Quilombolas são mantidos em cárcere privado por supostos policiais na Bahia
Homens armados invadiram casa e mantiveram dois quilombolas em cárcere privado por duas horas na comunidade quilombola Fazenda Grande em Muquém do São Francisco no Oeste Baiano
por Bahia Ciranda
Hoje à tarde, quinta-feira 21 de março de 2018, três homens fortemente armados invadiram a comunidade quilombola Fazenda Grande, em Muquém do São Francisco no Oeste Baiano. Eles chegaram numa caminhonete branca L200, placa PKC 8612 de Barreiras. Na presença de crianças e idosos, invadiram a residência do casal Manoel Claudio Moreira Araújo, apelidado “Du Galego”, e Maria Fernandes Pinto. O filho do casal, de 12 anos, não se encontrava.
De forma ameaçadora, os três homens se identificaram como policiais. Dois apresentaram distintivos da polícia civil e um não. Os policiais ordenaram que o casal ficasse sentado na sala. Informaram que haviam recebido denúncia de drogas no local e, sem apresentar mandato judicial, iniciaram a busca por drogas.
Reviraram todos os cômodos e não encontraram nenhuma droga. Nos fundos da casa estava desmontada uma espingarda de caça antiga de um parente, dentro de um saco. Ao acharem o saco, um dos policiais se dirigiu à sala de estar onde Manuel Claudio estava sentado. O policial perguntou sobre a arma e, segundo Manuel, “meteu a mão na sua cara”, agredindo-o no lado esquerdo do rosto e em seguida tentou sufoca-lo.

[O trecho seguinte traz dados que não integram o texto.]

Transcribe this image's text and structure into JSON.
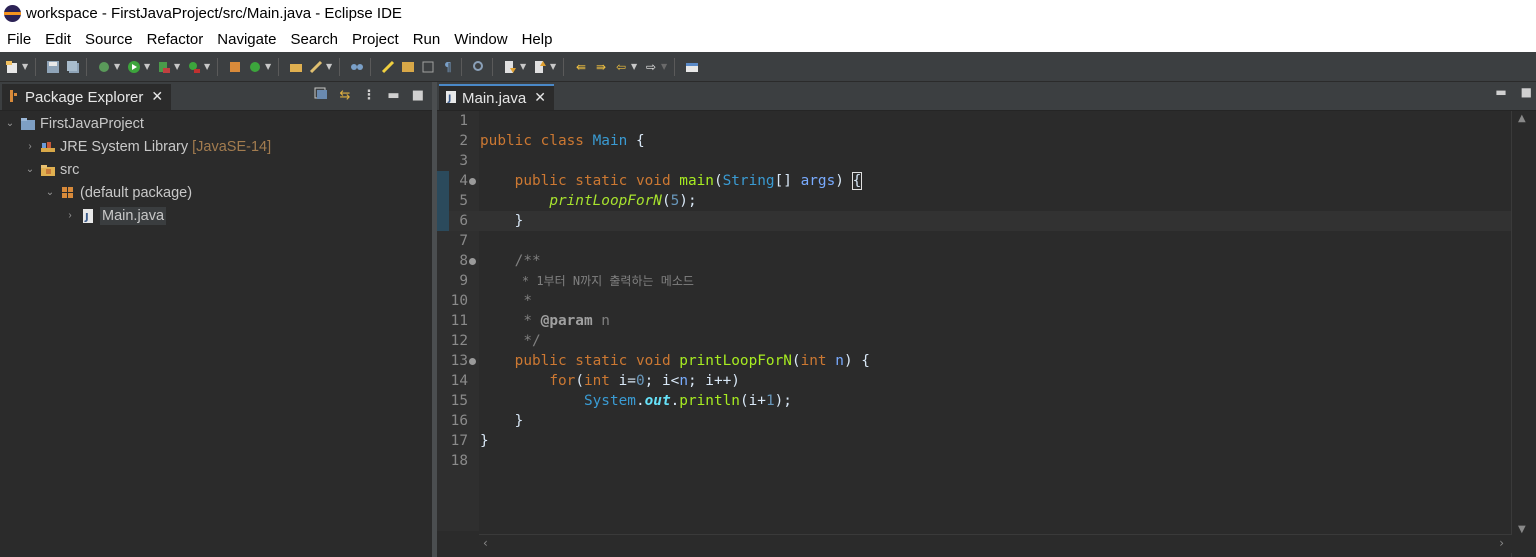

O líder comunitário e presidente da Associação dos Trabalhadores e Pescadores Rurais Quilombola de Fazenda Grande, Pedro Rodrigues de Oliveira, 49 anos, concunhado de Manoel, foi avisado da situação e rapidamente se dirigiu à casa dos parentes. Ao chegar, bateu na porta e tentou entrar, perguntando aos invasores sobre o que se tratava. Os policiais informaram que “era uma abordagem policial”. Ao serem questionados se tinham mandato judicial para realizar a invasão, os homens disseram que “não, não interessava, que era uma abordagem policial e tudo bem”.
Em seguida, os policiais fecharam a porta da residência, com os moradores dentro e continuaram revirando a casa, intimidando e continuando a dizer que eles eram “vendedores de droga”. Foram duas horas de cárcere privado e muita tensão. No final os policiais foram embora, levando a velha espingarda desmontada. Pedro Oliveira ficou aguardando no lado externo da casa, junto com outros moradores. O casal, ameaçado, encontra-se bastante abalado.

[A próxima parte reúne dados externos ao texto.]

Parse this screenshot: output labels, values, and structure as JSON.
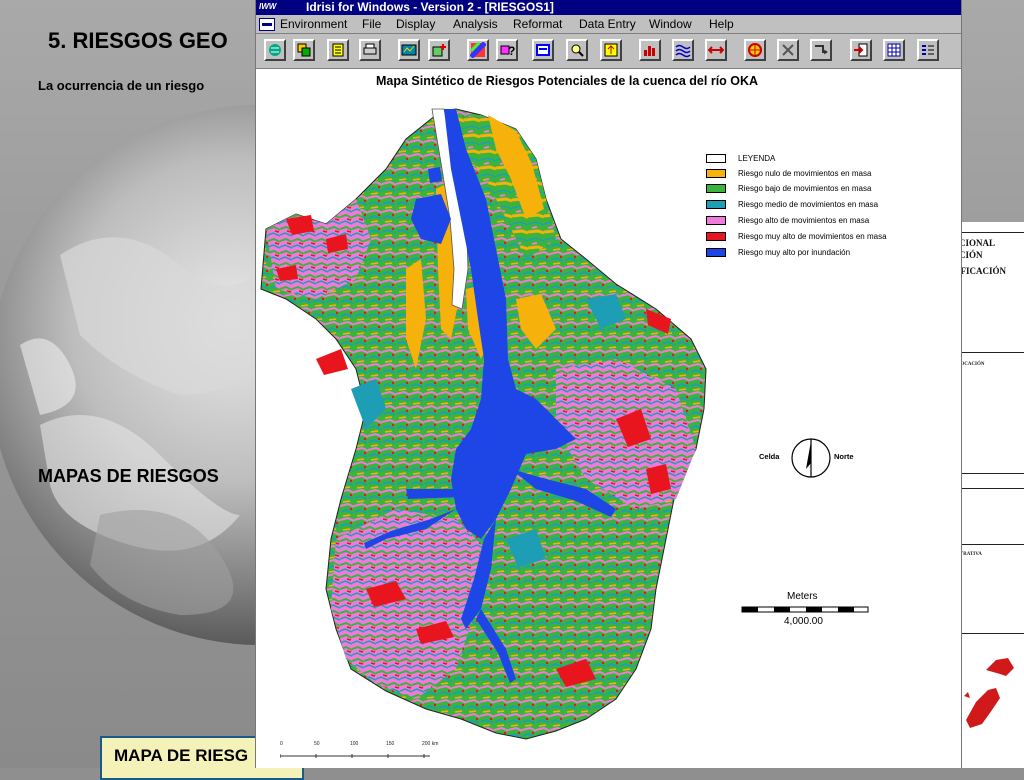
{
  "slide": {
    "title": "5. RIESGOS GEO",
    "intro": "La ocurrencia de un riesgo",
    "heading": "MAPAS DE RIESGOS",
    "bottom_label": "MAPA DE RIESG"
  },
  "window": {
    "title": "Idrisi for Windows - Version 2 - [RIESGOS1]",
    "app_icon_text": "IWW",
    "menus": [
      "Environment",
      "File",
      "Display",
      "Analysis",
      "Reformat",
      "Data Entry",
      "Window",
      "Help"
    ],
    "toolbar_icons": [
      "globe-icon",
      "layers-icon",
      "list-icon",
      "print-icon",
      "map-composition-icon",
      "add-layer-icon",
      "palette-icon",
      "query-icon",
      "window-icon",
      "zoom-icon",
      "pan-icon",
      "histogram-icon",
      "waves-icon",
      "arrows-icon",
      "target-icon",
      "tools-icon",
      "export-icon",
      "import-icon",
      "table-icon",
      "legend-icon"
    ]
  },
  "map": {
    "title": "Mapa Sintético de Riesgos Potenciales de la cuenca del río OKA",
    "legend": [
      {
        "label": "LEYENDA",
        "color": "#ffffff"
      },
      {
        "label": "Riesgo nulo de movimientos en masa",
        "color": "#f6b20a"
      },
      {
        "label": "Riesgo bajo de movimientos en masa",
        "color": "#3cb43c"
      },
      {
        "label": "Riesgo medio de movimientos en masa",
        "color": "#1e9eb4"
      },
      {
        "label": "Riesgo alto de movimientos en masa",
        "color": "#f07adc"
      },
      {
        "label": "Riesgo muy alto de movimientos en masa",
        "color": "#e8141e"
      },
      {
        "label": "Riesgo muy alto por inundación",
        "color": "#1e46e6"
      }
    ],
    "north_left": "Celda",
    "north_right": "Norte",
    "scale_unit": "Meters",
    "scale_value": "4,000.00"
  },
  "back_doc": {
    "line1": "CIONAL",
    "line2": "CIÓN",
    "line3": "IFICACIÓN",
    "box1": "LOCACIÓN",
    "box2": "STRATIVA"
  },
  "bottom_scale": [
    "0",
    "50",
    "100",
    "150",
    "200 km"
  ]
}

A Comunidade Quilombola Fazenda Grande foi certificada pela Fundação Palmares. Atualmente se encontra em fase adiantada do processo de demarcação e titulação do território tradicional, que fica nas margens do rio São Francisco. Todo o seu processo antropológico está realizado.
Pedro Rodrigues de Oliveira e Manuel Claudio Moreira Araújo são parte da diretoria da Associação e têm liderado a resistência e luta pelos direitos à terra da comunidade. A prática de intimidação ocorre com frequência. As ameaças às famílias da comunidade quilombola Fazenda Grande em Muquém do São Francisco – BA têm sido feitas pelo fazendeiro José Vicente Torres Homem Neto, proprietário das Fazendas Senhor do Bonfim e Nossa Senhora da Guia, e por um de seus gerentes José Valdo Batista dos Santos. Este último realiza constantes rondas acompanhado por homens armados dentro da comunidade. As ameaças estão relacionadas ao andamento do processo de demarcação, que está judicializado com liminar da justiça federal em favor da comunidade quilombola.
A associação de Advogados dos Trabalhadores e Trabalhadoras Rurais (AATR) destaca o reconhecimento da Comunidade Quilombola Fazenda Grande pela Fundação Cultural Palmares, ressaltando que “como tal, possui direitos consagrados na Constituição Federal, bem como em diplomas normativos nacionais e internacionais”. E complementa afirmando que “não permitiremos que o arbítrio dos poderes do Estado, seja ele qual for, ou de milicianos locais ajam com ilegalidade ou abuso sobre a comunidade. As comunidades quilombolas resistem e nós apoiamos a sua luta justa e ancestral”.
A Comunidade Quilombola Fazenda Grande foi certificada pela Fundação Palmares. Atualmente se encontra em fase adiantada do processo de demarcação e titulação do território tradicional, que fica nas margens do rio São Francisco. Todo o seu processo antropológico está realizado.